Influence of structural characteristics for overhead ground wire on arc root under lightning strike
When overhead ground wire (OGW) is struck by lightning, the damage or rupture accident occur. This is unacceptable for the stable operation of the power system. Therefore, the investigation on the lightning-induced damage mechanism of OGW is significant for the optimization of lightning protection measures. Combined with the structural characteristics of OGW, this paper evaluated the thermal ablation damage of OGW caused by lightning strike, which provided the data support for the damage mechanism research. Firstly, the magnetohydrodynamics (MHD) models based on OGW and plate structure were established. The current density distributions as well as the arc root radii of OGW and plate under lightning strikes were compared.
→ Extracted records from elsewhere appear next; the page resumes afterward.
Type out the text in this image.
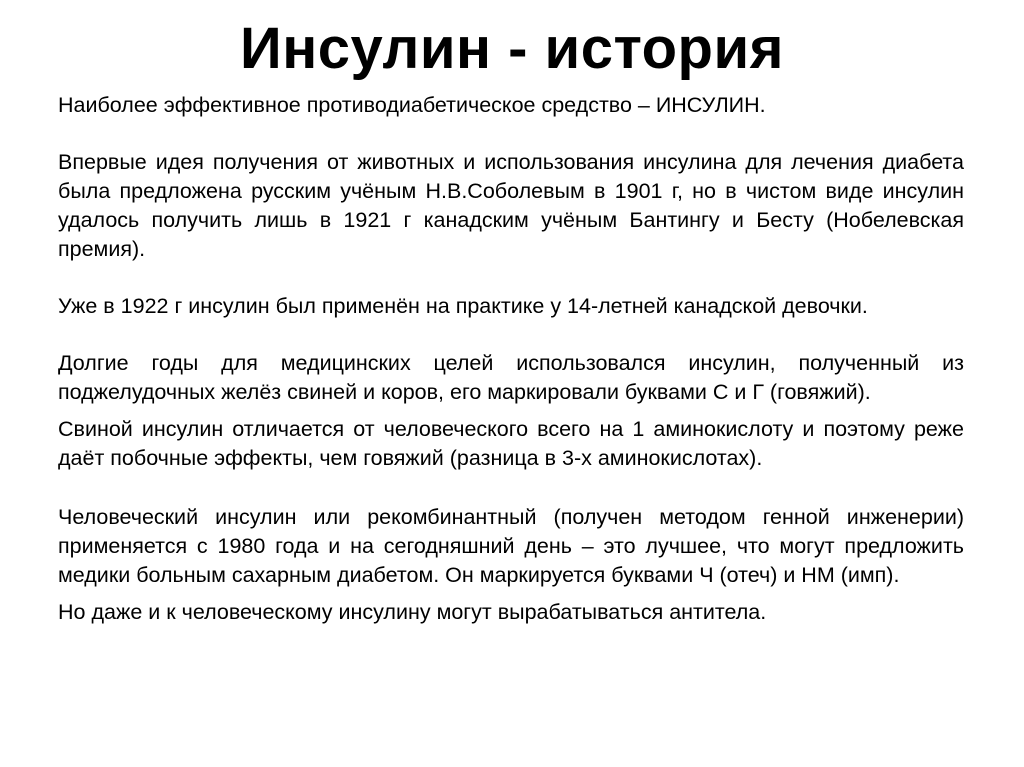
Инсулин - история

Наиболее эффективное противодиабетическое средство – ИНСУЛИН.

Впервые идея получения от животных и использования инсулина для лечения диабета была предложена русским учёным Н.В.Соболевым в 1901 г, но в чистом виде инсулин удалось получить лишь в 1921 г канадским учёным Бантингу и Бесту (Нобелевская премия).

Уже в 1922 г инсулин был применён на практике у 14-летней канадской девочки.

Долгие годы для медицинских целей использовался инсулин, полученный из поджелудочных желёз свиней и коров, его маркировали буквами С и Г (говяжий).

Свиной инсулин отличается от человеческого всего на 1 аминокислоту и поэтому реже даёт побочные эффекты, чем говяжий (разница в 3-х аминокислотах).

Человеческий инсулин или рекомбинантный (получен методом генной инженерии) применяется с 1980 года и на сегодняшний день – это лучшее, что могут предложить медики больным сахарным диабетом. Он маркируется буквами Ч (отеч) и НМ (имп).

Но даже и к человеческому инсулину могут вырабатываться антитела.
The thermal ablation damage model of OGW was also established. The influence of arc root radius on thermal ablation damage evaluation of OGW under continuing component of lightning current was analyzed. The results show that the arc root radius of lightning striking OGW is reduced by at least 50% compared with that of lightning striking plate. When using arc root radius of OGW for modeling, the results of the thermal ablation damage model are consistent with the reported experimental results. The maximum error is 9.80%. While the arc root radius of plate is adopted, there is an obvious difference between the thermal ablation damage model and the experimental results. The maximum error exceeds 20%. Therefore, in the numerical modeling of thermal ablation damage of OGW, it is necessary to consider the influence of structural characteristics of OGW on arc root radius.